Adrian McElwee in extreme sports mode
For someone who watches the two films in tandem, the ironies come thick and fast.The flippertigibbet of Sherman’s March has become the elder statesman of Photographic Memory. The crazy part is that  essentially Sherman’s March is a paean to ADD and to flitting around at whim.
And it’s not like the middle-aged McElwee has outgrown these tendencies; though the film is, at its core, about his relationship with his son, he suddenly decides to take off to Brittany and revisit his own past as a photographer. Suddenly we are in a whole different story, concerning a swinging Frenchman’s fall from grace, replete with interviews with his widow and some of his lovers. While mildly engaging, it must be said: a lot of this plays like so much stoned backwards-skiing.
It’s easy to see where Adrian got these tendencies; one of the more perverse satisfactions of Photographic Memory is seeing into the areas of McElwee’s psyche where he appears most blind. On the other hand, his own blindness is part of the film. In the end the film, while fitfullly illuminating, has a lost, melancholic tone: this is the unmistakably creaky sound of aging in action.
If Ross McElwee’s insights as a filmmaking can feel wispy and incidental, with Sarah Polley’s own family documentary, Stories We Tell, we are in the hands of a commanding artist.

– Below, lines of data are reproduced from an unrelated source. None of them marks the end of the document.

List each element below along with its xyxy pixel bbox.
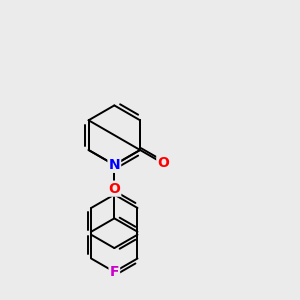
- Text: F: F: [110, 265, 119, 279]
- Text: N: N: [109, 158, 120, 172]
- Text: O: O: [157, 156, 169, 170]
- Text: O: O: [108, 182, 120, 196]
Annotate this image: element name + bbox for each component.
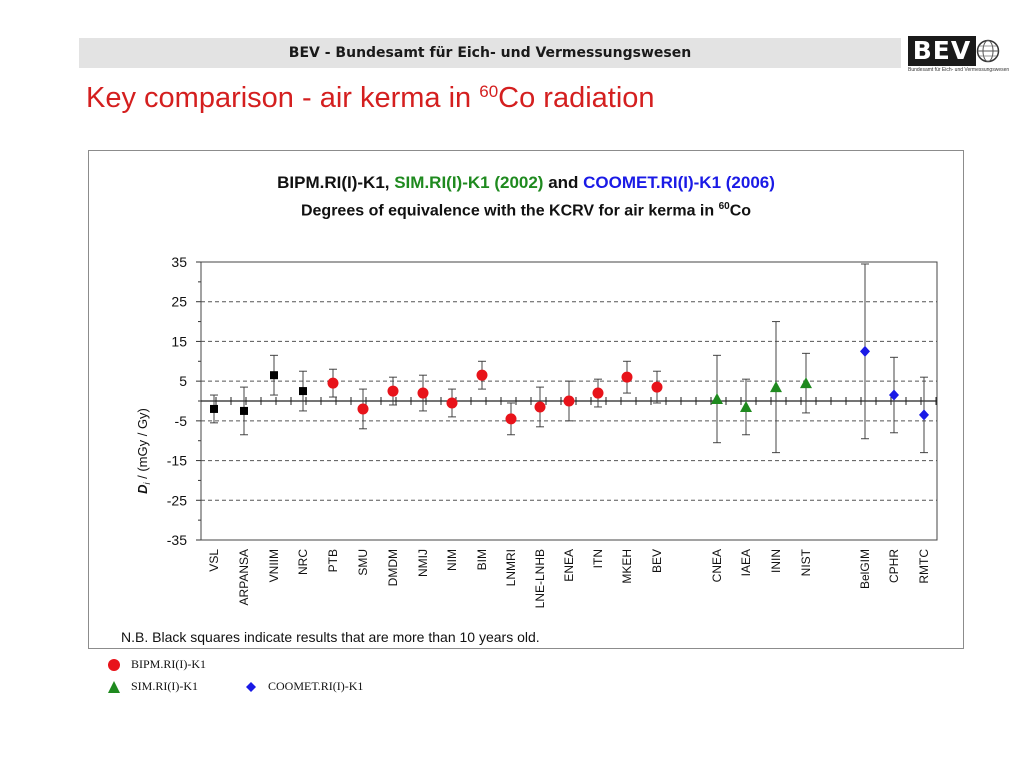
- legend-item: COOMET.RI(I)-K1: [244, 679, 363, 694]
- x-tick-label: ITN: [591, 549, 605, 568]
- data-point-circle: [651, 381, 663, 393]
- legend-item: SIM.RI(I)-K1: [107, 679, 198, 694]
- chart-subtitle: Degrees of equivalence with the KCRV for…: [300, 201, 752, 220]
- data-point-diamond: [860, 345, 870, 357]
- y-tick-label: 15: [171, 333, 187, 349]
- data-point-circle: [592, 387, 604, 399]
- data-point-circle: [563, 395, 575, 407]
- data-point-triangle: [740, 400, 752, 412]
- x-tick-label: BEV: [650, 549, 664, 573]
- x-tick-label: IAEA: [739, 549, 753, 576]
- chart-note: N.B. Black squares indicate results that…: [121, 629, 540, 645]
- x-tick-label: CPHR: [887, 549, 901, 583]
- x-tick-label: CNEA: [710, 549, 724, 582]
- y-tick-label: -5: [175, 413, 188, 429]
- x-tick-label: ARPANSA: [237, 549, 251, 605]
- legend-symbol-triangle: [108, 681, 120, 694]
- data-point-circle: [327, 377, 339, 389]
- data-point-diamond: [919, 409, 929, 421]
- data-point-circle: [534, 401, 546, 413]
- data-point-circle: [446, 397, 458, 409]
- x-tick-label: RMTC: [917, 549, 931, 584]
- x-tick-label: PTB: [326, 549, 340, 572]
- x-tick-label: BelGIM: [858, 549, 872, 589]
- logo-subtitle: Bundesamt für Eich- und Vermessungswesen: [908, 67, 1010, 73]
- data-point-square: [299, 387, 307, 396]
- data-point-circle: [621, 371, 633, 383]
- legend-symbol-circle: [108, 659, 120, 672]
- slide-title: Key comparison - air kerma in 60Co radia…: [86, 82, 655, 114]
- x-tick-label: NMIJ: [416, 549, 430, 577]
- legend-label: SIM.RI(I)-K1: [131, 679, 198, 693]
- y-tick-label: -35: [167, 532, 187, 548]
- legend-label: COOMET.RI(I)-K1: [268, 679, 364, 693]
- data-point-square: [210, 404, 218, 413]
- x-tick-label: LNE-LNHB: [533, 549, 547, 608]
- x-tick-label: NIM: [445, 549, 459, 571]
- x-tick-label: LNMRI: [504, 549, 518, 586]
- x-tick-label: DMDM: [386, 549, 400, 586]
- logo-word: BEV: [908, 36, 976, 66]
- x-tick-label: ENEA: [562, 549, 576, 582]
- x-tick-label: BIM: [475, 549, 489, 570]
- y-tick-label: 35: [171, 254, 187, 270]
- data-point-square: [270, 371, 278, 380]
- x-tick-label: ININ: [769, 549, 783, 573]
- legend-symbol-diamond: [246, 682, 256, 693]
- y-tick-label: -15: [167, 453, 187, 469]
- data-point-circle: [505, 413, 517, 425]
- data-point-diamond: [889, 389, 899, 401]
- x-tick-label: NRC: [296, 549, 310, 575]
- data-point-square: [240, 406, 248, 415]
- x-tick-label: SMU: [356, 549, 370, 576]
- y-axis-label: Di / (mGy / Gy): [135, 408, 152, 494]
- x-tick-label: VNIIM: [267, 549, 281, 582]
- legend-label: BIPM.RI(I)-K1: [131, 657, 206, 671]
- bev-logo: BEV Bundesamt für Eich- und Vermessungsw…: [908, 36, 1009, 76]
- x-tick-label: NIST: [799, 548, 813, 576]
- data-point-circle: [417, 387, 429, 399]
- x-tick-label: MKEH: [620, 549, 634, 584]
- y-tick-label: 5: [179, 373, 187, 389]
- legend-item: BIPM.RI(I)-K1: [107, 657, 206, 672]
- chart-title: BIPM.RI(I)-K1, SIM.RI(I)-K1 (2002) and C…: [277, 173, 775, 192]
- data-point-triangle: [800, 377, 812, 389]
- data-point-circle: [476, 369, 488, 381]
- chart-frame: BIPM.RI(I)-K1, SIM.RI(I)-K1 (2002) and C…: [88, 150, 964, 649]
- data-point-triangle: [770, 381, 782, 393]
- data-point-circle: [357, 403, 369, 415]
- data-point-circle: [387, 385, 399, 397]
- y-tick-label: -25: [167, 492, 187, 508]
- globe-icon: [976, 39, 1000, 63]
- header-text: BEV - Bundesamt für Eich- und Vermessung…: [288, 45, 692, 61]
- y-tick-label: 25: [171, 294, 187, 310]
- chart-plot: Di / (mGy / Gy) 35 25 15 5 -5 -15 -25 -35 VSL ARP…: [135, 254, 938, 608]
- x-tick-label: VSL: [207, 549, 221, 572]
- header-bar: BEV - Bundesamt für Eich- und Vermessung…: [79, 38, 901, 68]
- data-point-triangle: [711, 393, 723, 405]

But Polley seemed to arrive that way. It made sense, at the beginning to see her as an “actors’ director” since she came from an acting background. (Her most famous film was The Sweet Hereafter, afterwards it seemed like maybe this had been some sort of apprenticeship with its intense, idionsyncratic writer/director, Atom Egoyan.)
Away From Her  drew an astonishing, Academy award nominated performance from Julie Christie. The concept itself of an aged women beginning to suffer from dementia also being chic and sexual itself seemed incredibly startling and provocative. (I can’t help but this that it was an influence on the current Julianne Moore release Still Alice.) 
Julie Christie in Away From Her

Polley adapted Away From Her from an Alice Munro story;by her next film, Take this Waltz, she was writing the whole thing. This almost willfully slight film also is quite innovative in its treatment of women’s sexuality and marriage. These themes make a good deal of sense when we learn about the dramatic story of Polley’s mother in her next film, Stories We Tell.
I don’t want to reduce the impact by giving away too much of Stories We Tell, since the pacing is highly dramatic. I will say there are major revelations throughout, including in the very last frame. That Polley chose to go from a successful career making feature films to making a documentary itself seems to upend convention; usually you’d expect a director to swim fiercely toward the mainstream.
But Polley has always seemed to enjoy defying Hollywood's social Darwinism. For my part, I don’t see why she isn’t a bigger deal; but, in a way, she doesn’t seem to crave Angelina Jolie levels of attention. Maybe that’s part of the documentary thing, besides having a fascinating story to tell; she is able to operate, still, somewhat under the radar of the culture machine.
Maybe it’s because she’s Canadian. In any case, I consider her a treasure, national or not.
[Sherman’s March, Photographic Memory, Take this Waltz, and Stories We Tell are all currently available on Netflix Instant.]

--Grace Lovelace


  1. Great selection of movies! I loved Sherman's March when it came out and would love to watch it again -- and see what's happened to McElwee in the intervening years... And Stories We Tell was one of my favorites whene it came out -- didn't understand why it didn't get an Oscar nomination for Best Documentary.. So glad your blog is back, Grace!

  2. Reminded me to find the Sarah Polly Adrian Brody sci-fi horror movie Splice, which I loved when it came out. Great job, Dwight Mcdonald!